1. Logistics
There is a derelict WWII airport hidden in the woods on the edge of town. Thirty-nine planes are buried there. One of their aluminum stomachs holds a key from an enigma code machine. The lone dirt runway terminates in a clump of eighty-foot sugar maples. 773 tiny cargo planes depart the airport every day.
2. Communication
On Wednesday I catch a virus. It’s an awful and horrendous experience. On Tuesday I catch a second virus, and my cats and I enjoy a wonderful and resplendent day. During this time, we read many edifying articles on Wikipedia, the free encyclopedia that anyone can edit. According to the article titled, “Germ Theory of Disease,” viruses don’t speak to other viruses. They are quite rude in this manner. My cats and I are pleased. For the remainder of the chilly day, we lounge on our forty-three piece sectional in the center of the nineteenth-floor living room and eat tiny bricks of pan-seared beef out of our hand-hammered wok.
3. Quadratics
There are fourteen kidney shaped tables in the basement of the local library.
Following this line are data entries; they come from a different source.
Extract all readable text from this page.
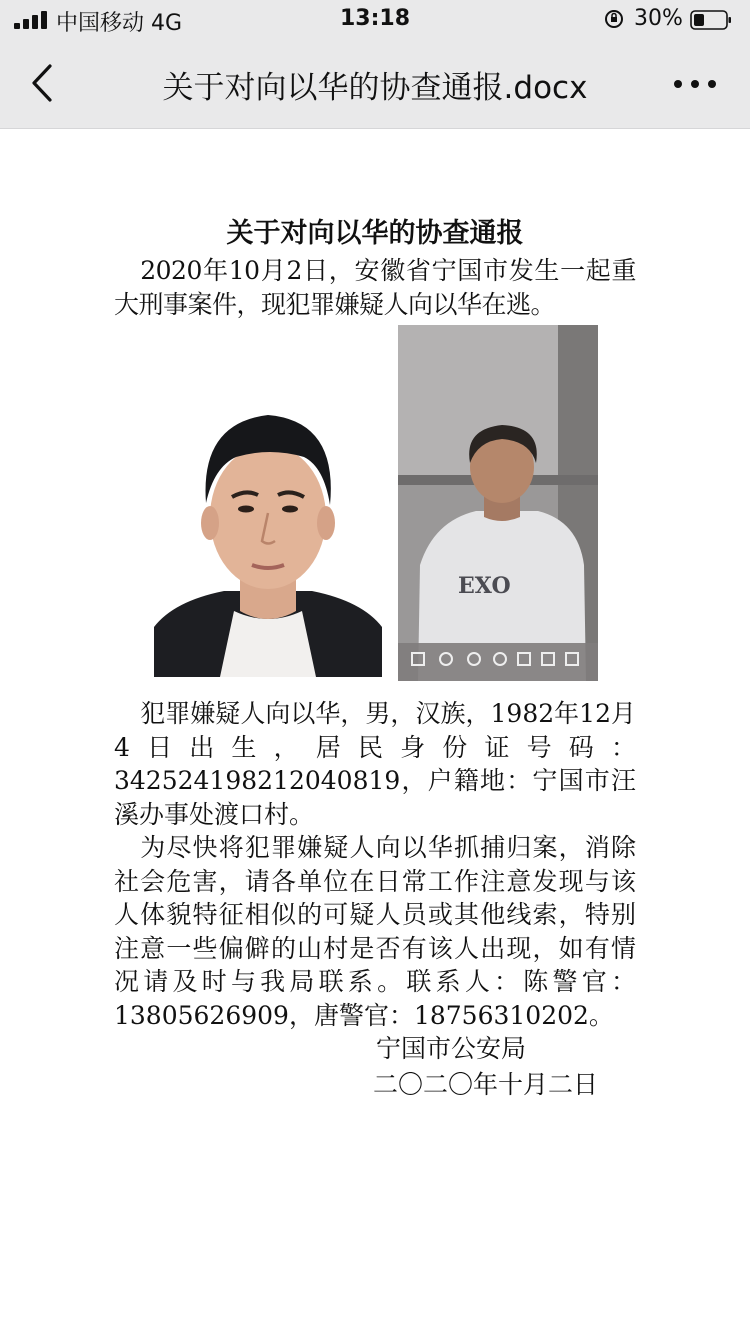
中国移动 4G	13:18	30%
关于对向以华的协查通报.docx
关于对向以华的协查通报

2020年10月2日，安徽省宁国市发生一起重大刑事案件，现犯罪嫌疑人向以华在逃。

EXO

犯罪嫌疑人向以华，男，汉族，1982年12月4日出生，居民身份证号码：342524198212040819，户籍地：宁国市汪溪办事处渡口村。

为尽快将犯罪嫌疑人向以华抓捕归案，消除社会危害，请各单位在日常工作注意发现与该人体貌特征相似的可疑人员或其他线索，特别注意一些偏僻的山村是否有该人出现，如有情况请及时与我局联系。联系人：陈警官：13805626909，唐警官：18756310202。

宁国市公安局
二〇二〇年十月二日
The tables are brand new and placed into an arrangement resembling an acute scalene triangle. In the center of the asymmetrical triangle, a JBL powered speaker blasts the 1996 double album, Rancid Constellations Despair, by the upstate New York post-hardcore band, Pragmatics. My wife and I run around the tables in our moisture-wicking workout clothes for the entire 177-minute runtime of the masterful, twenty-nine-track album. Droplets of liquid wax fall from the soft and melting ceiling and splash upon our bare shoulders and exposed stomachs. This is nothing new. We exercise here every day. Once finished, we lay in the nude atop the northmost table of the triangle and savor the sear of the burning wax as it mummifies our throbbing genitals. It takes seventeen hours and thirty-one minutes for the wax to encase the total surface area of our pelvi. Our bodies are the most beautiful and exemplary in town. No one in the state of New Jersey knows how to enter this room.